# Crackling from circuit breaker for electric water heater



## uvalaw (Jan 24, 2018)

I'm getting a crackling sound from the circuit breaker (a 40A pair) serving my electric water heater when I switch it on. The crackling only happens when the temperature dial on the boiler is set to the point where it triggers the boiler to fire up. 

I don't see any sparking at the circuit breaker.

However, I do see slight sparking at one of the wiring terminals on the boiler when I turn the temperature dial back to the point where it is no longer triggering the boiler, as shown in the red circle on this picture:







My multimeter shows I'm getting 210V where the boiler is wired to the house.

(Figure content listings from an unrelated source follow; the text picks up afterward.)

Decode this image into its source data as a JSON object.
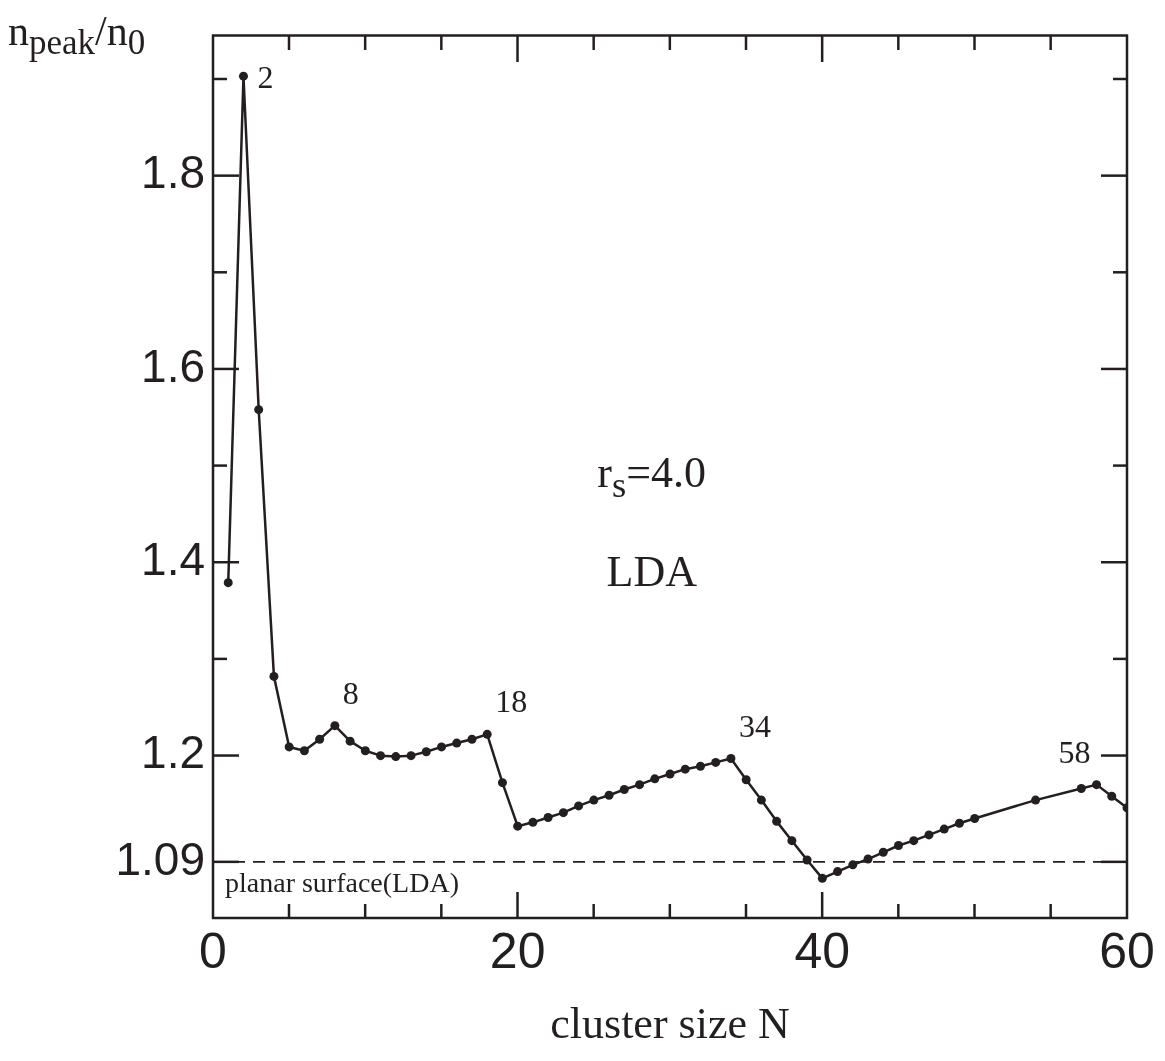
{
  "chart_data": {
    "type": "line",
    "xlabel": "cluster size N",
    "ylabel": "n$_{peak}$/n$_{0}$",
    "x": [
      1,
      2,
      3,
      4,
      5,
      6,
      7,
      8,
      9,
      10,
      11,
      12,
      13,
      14,
      15,
      16,
      17,
      18,
      19,
      20,
      21,
      22,
      23,
      24,
      25,
      26,
      27,
      28,
      29,
      30,
      31,
      32,
      33,
      34,
      35,
      36,
      37,
      38,
      39,
      40,
      41,
      42,
      43,
      44,
      45,
      46,
      47,
      48,
      49,
      50,
      54,
      57,
      58,
      59,
      60
    ],
    "series": [
      {
        "color": "#231f20",
        "values": [
          1.379,
          1.903,
          1.558,
          1.282,
          1.209,
          1.205,
          1.217,
          1.231,
          1.215,
          1.205,
          1.2,
          1.199,
          1.2,
          1.204,
          1.209,
          1.213,
          1.217,
          1.222,
          1.172,
          1.127,
          1.131,
          1.136,
          1.141,
          1.148,
          1.154,
          1.159,
          1.165,
          1.17,
          1.176,
          1.181,
          1.186,
          1.189,
          1.193,
          1.197,
          1.175,
          1.154,
          1.132,
          1.112,
          1.092,
          1.073,
          1.08,
          1.087,
          1.093,
          1.1,
          1.107,
          1.112,
          1.118,
          1.124,
          1.13,
          1.135,
          1.154,
          1.166,
          1.17,
          1.158,
          1.146
        ]
      }
    ],
    "xlim": [
      0,
      60
    ],
    "xticks": [
      0,
      {
        "value": 5,
        "label": null
      },
      {
        "value": 10,
        "label": null
      },
      {
        "value": 15,
        "label": null
      },
      20,
      {
        "value": 25,
        "label": null
      },
      {
        "value": 30,
        "label": null
      },
      {
        "value": 35,
        "label": null
      },
      40,
      {
        "value": 45,
        "label": null
      },
      {
        "value": 50,
        "label": null
      },
      {
        "value": 55,
        "label": null
      },
      60
    ],
    "ylim": [
      1.032,
      1.945
    ],
    "yticks": [
      1.09,
      1.2,
      {
        "value": 1.3,
        "label": null
      },
      1.4,
      {
        "value": 1.5,
        "label": null
      },
      1.6,
      {
        "value": 1.7,
        "label": null
      },
      1.8,
      {
        "value": 1.9,
        "label": null
      }
    ],
    "marker": "circle",
    "line_style": "solid",
    "legend": false,
    "ref_lines": [
      {
        "axis": "y",
        "value": 1.09,
        "label": "planar surface(LDA)",
        "line_style": "dashed",
        "color": "#231f20"
      }
    ],
    "annotations": [
      {
        "text": "2",
        "x": 2,
        "y": 1.903
      },
      {
        "text": "8",
        "x": 8,
        "y": 1.231
      },
      {
        "text": "18",
        "x": 18,
        "y": 1.222
      },
      {
        "text": "34",
        "x": 34,
        "y": 1.197
      },
      {
        "text": "58",
        "x": 58,
        "y": 1.17
      },
      "r$_{s}$=4.0",
      "LDA"
    ]
  }
}
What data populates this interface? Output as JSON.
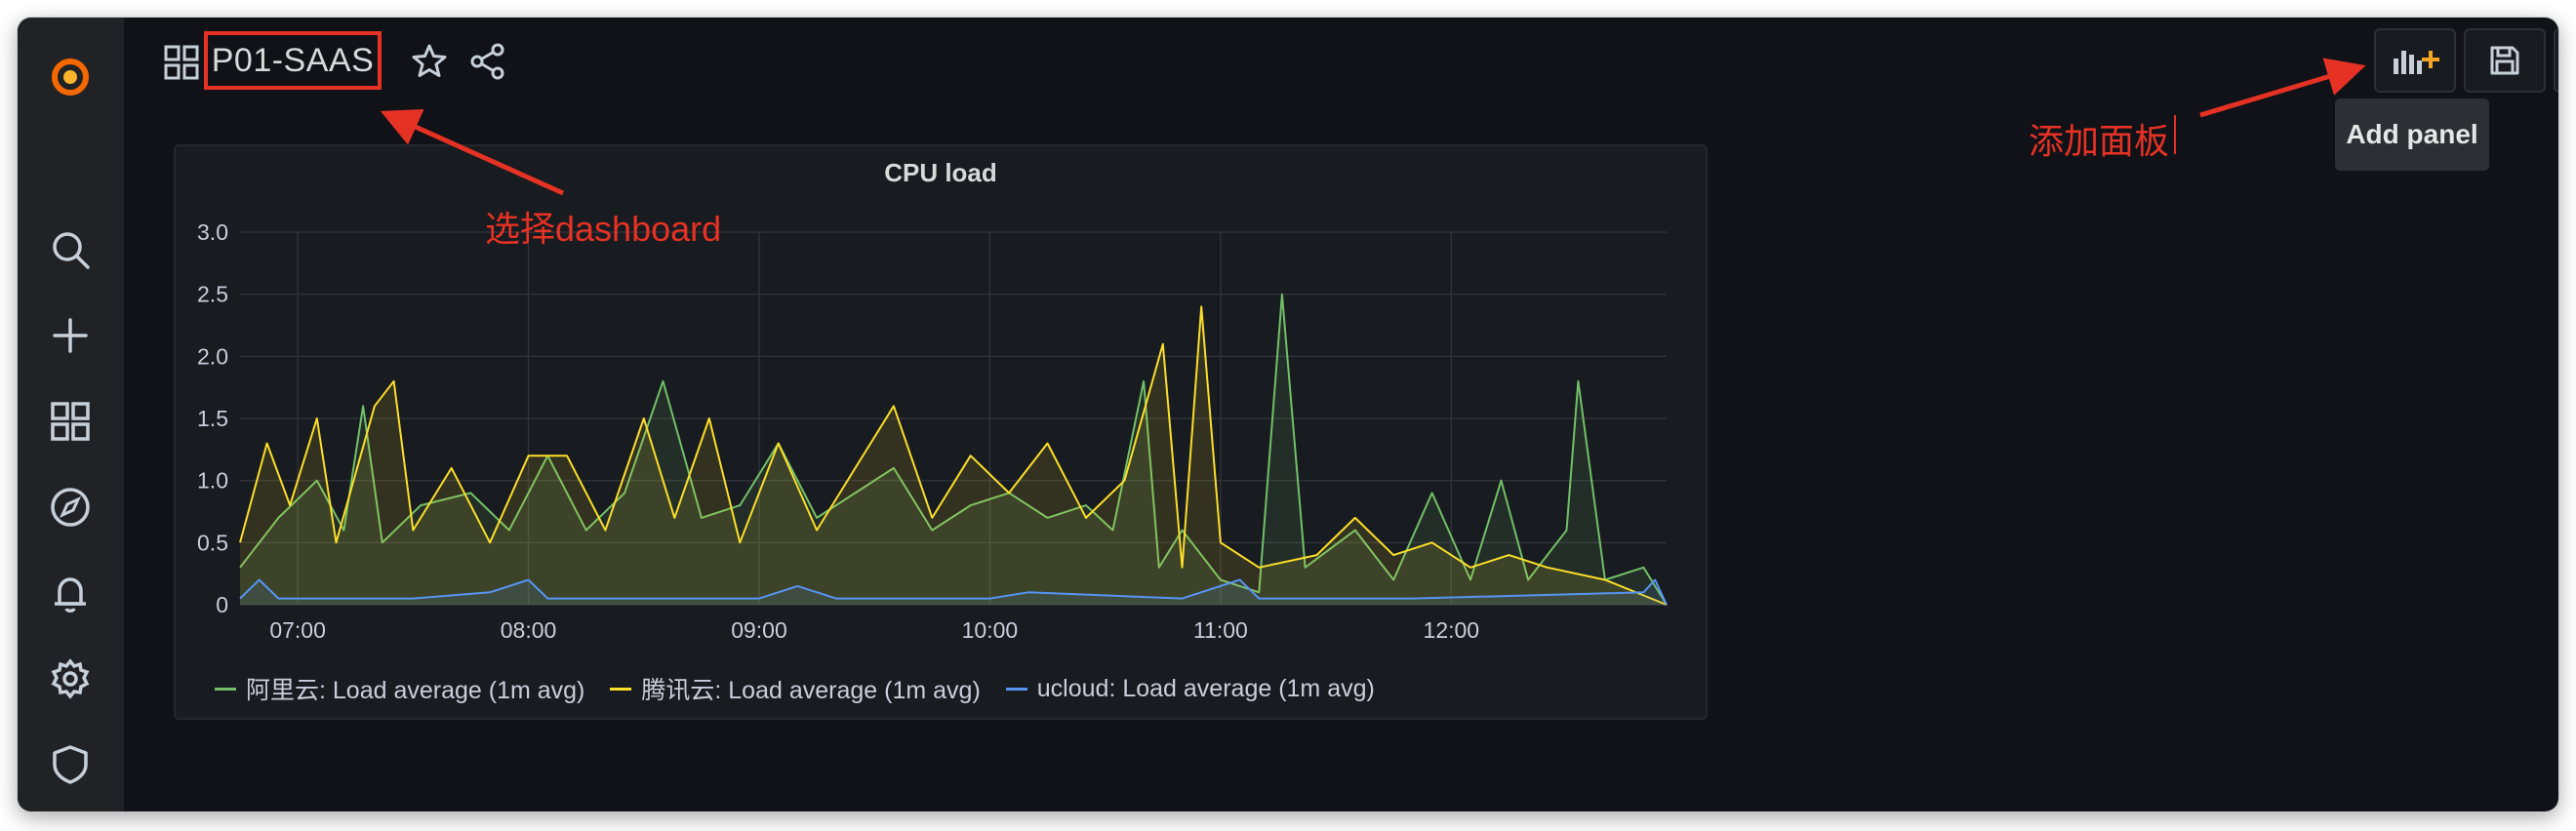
{
  "sidebar": {
    "icons": [
      "grafana-logo-icon",
      "search-icon",
      "plus-icon",
      "dashboards-icon",
      "explore-icon",
      "alerting-icon",
      "gear-icon",
      "shield-icon"
    ]
  },
  "header": {
    "title": "P01-SAAS",
    "tooltip": "Add panel"
  },
  "annotations": {
    "select_dashboard": "选择dashboard",
    "add_panel": "添加面板"
  },
  "colors": {
    "aliyun": "#73bf69",
    "tencent": "#fade2a",
    "ucloud": "#5794f2",
    "annotation": "#e53225",
    "panel_bg": "#181b1f"
  },
  "chart_data": {
    "type": "line",
    "title": "CPU load",
    "x_ticks": [
      "07:00",
      "08:00",
      "09:00",
      "10:00",
      "11:00",
      "12:00"
    ],
    "x_range": [
      "06:45",
      "12:56"
    ],
    "y_ticks": [
      "0",
      "0.5",
      "1.0",
      "1.5",
      "2.0",
      "2.5",
      "3.0"
    ],
    "ylim": [
      0,
      3.0
    ],
    "grid": true,
    "legend_position": "bottom-left",
    "series": [
      {
        "name": "阿里云: Load average (1m avg)",
        "color": "#73bf69",
        "points": [
          [
            "06:45",
            0.3
          ],
          [
            "06:55",
            0.7
          ],
          [
            "07:05",
            1.0
          ],
          [
            "07:12",
            0.6
          ],
          [
            "07:17",
            1.6
          ],
          [
            "07:22",
            0.5
          ],
          [
            "07:32",
            0.8
          ],
          [
            "07:45",
            0.9
          ],
          [
            "07:55",
            0.6
          ],
          [
            "08:05",
            1.2
          ],
          [
            "08:15",
            0.6
          ],
          [
            "08:25",
            0.9
          ],
          [
            "08:35",
            1.8
          ],
          [
            "08:45",
            0.7
          ],
          [
            "08:55",
            0.8
          ],
          [
            "09:05",
            1.3
          ],
          [
            "09:15",
            0.7
          ],
          [
            "09:25",
            0.9
          ],
          [
            "09:35",
            1.1
          ],
          [
            "09:45",
            0.6
          ],
          [
            "09:55",
            0.8
          ],
          [
            "10:05",
            0.9
          ],
          [
            "10:15",
            0.7
          ],
          [
            "10:25",
            0.8
          ],
          [
            "10:32",
            0.6
          ],
          [
            "10:40",
            1.8
          ],
          [
            "10:44",
            0.3
          ],
          [
            "10:50",
            0.6
          ],
          [
            "11:00",
            0.2
          ],
          [
            "11:10",
            0.1
          ],
          [
            "11:16",
            2.5
          ],
          [
            "11:22",
            0.3
          ],
          [
            "11:35",
            0.6
          ],
          [
            "11:45",
            0.2
          ],
          [
            "11:55",
            0.9
          ],
          [
            "12:05",
            0.2
          ],
          [
            "12:13",
            1.0
          ],
          [
            "12:20",
            0.2
          ],
          [
            "12:30",
            0.6
          ],
          [
            "12:33",
            1.8
          ],
          [
            "12:40",
            0.2
          ],
          [
            "12:50",
            0.3
          ],
          [
            "12:56",
            0.0
          ]
        ]
      },
      {
        "name": "腾讯云: Load average (1m avg)",
        "color": "#fade2a",
        "points": [
          [
            "06:45",
            0.5
          ],
          [
            "06:52",
            1.3
          ],
          [
            "06:58",
            0.8
          ],
          [
            "07:05",
            1.5
          ],
          [
            "07:10",
            0.5
          ],
          [
            "07:20",
            1.6
          ],
          [
            "07:25",
            1.8
          ],
          [
            "07:30",
            0.6
          ],
          [
            "07:40",
            1.1
          ],
          [
            "07:50",
            0.5
          ],
          [
            "08:00",
            1.2
          ],
          [
            "08:10",
            1.2
          ],
          [
            "08:20",
            0.6
          ],
          [
            "08:30",
            1.5
          ],
          [
            "08:38",
            0.7
          ],
          [
            "08:47",
            1.5
          ],
          [
            "08:55",
            0.5
          ],
          [
            "09:05",
            1.3
          ],
          [
            "09:15",
            0.6
          ],
          [
            "09:25",
            1.1
          ],
          [
            "09:35",
            1.6
          ],
          [
            "09:45",
            0.7
          ],
          [
            "09:55",
            1.2
          ],
          [
            "10:05",
            0.9
          ],
          [
            "10:15",
            1.3
          ],
          [
            "10:25",
            0.7
          ],
          [
            "10:35",
            1.0
          ],
          [
            "10:45",
            2.1
          ],
          [
            "10:50",
            0.3
          ],
          [
            "10:55",
            2.4
          ],
          [
            "11:00",
            0.5
          ],
          [
            "11:10",
            0.3
          ],
          [
            "11:25",
            0.4
          ],
          [
            "11:35",
            0.7
          ],
          [
            "11:45",
            0.4
          ],
          [
            "11:55",
            0.5
          ],
          [
            "12:05",
            0.3
          ],
          [
            "12:15",
            0.4
          ],
          [
            "12:25",
            0.3
          ],
          [
            "12:40",
            0.2
          ],
          [
            "12:56",
            0.0
          ]
        ]
      },
      {
        "name": "ucloud: Load average (1m avg)",
        "color": "#5794f2",
        "points": [
          [
            "06:45",
            0.05
          ],
          [
            "06:50",
            0.2
          ],
          [
            "06:55",
            0.05
          ],
          [
            "07:30",
            0.05
          ],
          [
            "07:50",
            0.1
          ],
          [
            "08:00",
            0.2
          ],
          [
            "08:05",
            0.05
          ],
          [
            "09:00",
            0.05
          ],
          [
            "09:10",
            0.15
          ],
          [
            "09:20",
            0.05
          ],
          [
            "10:00",
            0.05
          ],
          [
            "10:10",
            0.1
          ],
          [
            "10:50",
            0.05
          ],
          [
            "11:05",
            0.2
          ],
          [
            "11:10",
            0.05
          ],
          [
            "11:50",
            0.05
          ],
          [
            "12:50",
            0.1
          ],
          [
            "12:53",
            0.2
          ],
          [
            "12:56",
            0.0
          ]
        ]
      }
    ]
  }
}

Does this seem like a problem with the circuit breaker, the boiler, or both?


----------



## joecaption (Jan 24, 2018)

Lots of things can cause this.
Cut the breaker off double check there's no power at the heating element.
Check for any loose connections.
Next check the element.
Remove the two wires on the element.
Set the meter to OHM, touch one probe to one of the screws and the other to the metal where where it screws into the tank, then touch the other and do the same thing.
If the needle pegs out the element needs to be replaced.


----------



## uvalaw (Jan 24, 2018)

Thanks.  I'll check the element.


----------



## oldognewtrick (Jan 24, 2018)

Is the crackling coming from the breaker box or the element control on the water heater?


----------



## uvalaw (Jan 24, 2018)

The crackling is coming from the breaker box.  The arcing is coming from the control panel on the water heater.  None of the other breakers in the box are crackling.  The water heater and building are both 10 years old, FWIW.


----------



## joecaption (Jan 24, 2018)

I had more to post but had to go to work.
Feel comfortable working in a panel with the cover off?
If so I would be checking that the screws are tight on the breaker, if so then I shut off the breaker, remove the wires, pull out the breaker to see if the buss bar is damaged.


----------



## oldognewtrick (Jan 24, 2018)

I had the same issue in a house I use to own. The breakers were coroding on the bus bar and the lights would sometimes flicker. Ended up replacing the whole panel and all breakers, problem solved.


----------



## Redy321 (Nov 17, 2020)

uvalaw said:


> I'm getting a crackling sound from the circuit breaker (a 40A pair) serving my electric water heater when I switch it on. The crackling only happens when the temperature dial on the boiler is set to the point where it triggers the boiler to fire up.
> 
> I don't see any sparking at the circuit breaker.
> 
> ...


I think that the problem is bad contact, check the contact points of the wires.


----------



## Eddie_T (Nov 18, 2020)

If its the breaker/bus bar contact the breaker should be replaced and moved to another bus position if available.


----------



## afjes_2016 (Nov 19, 2020)

Ah - this thread is almost 3 years old people.


----------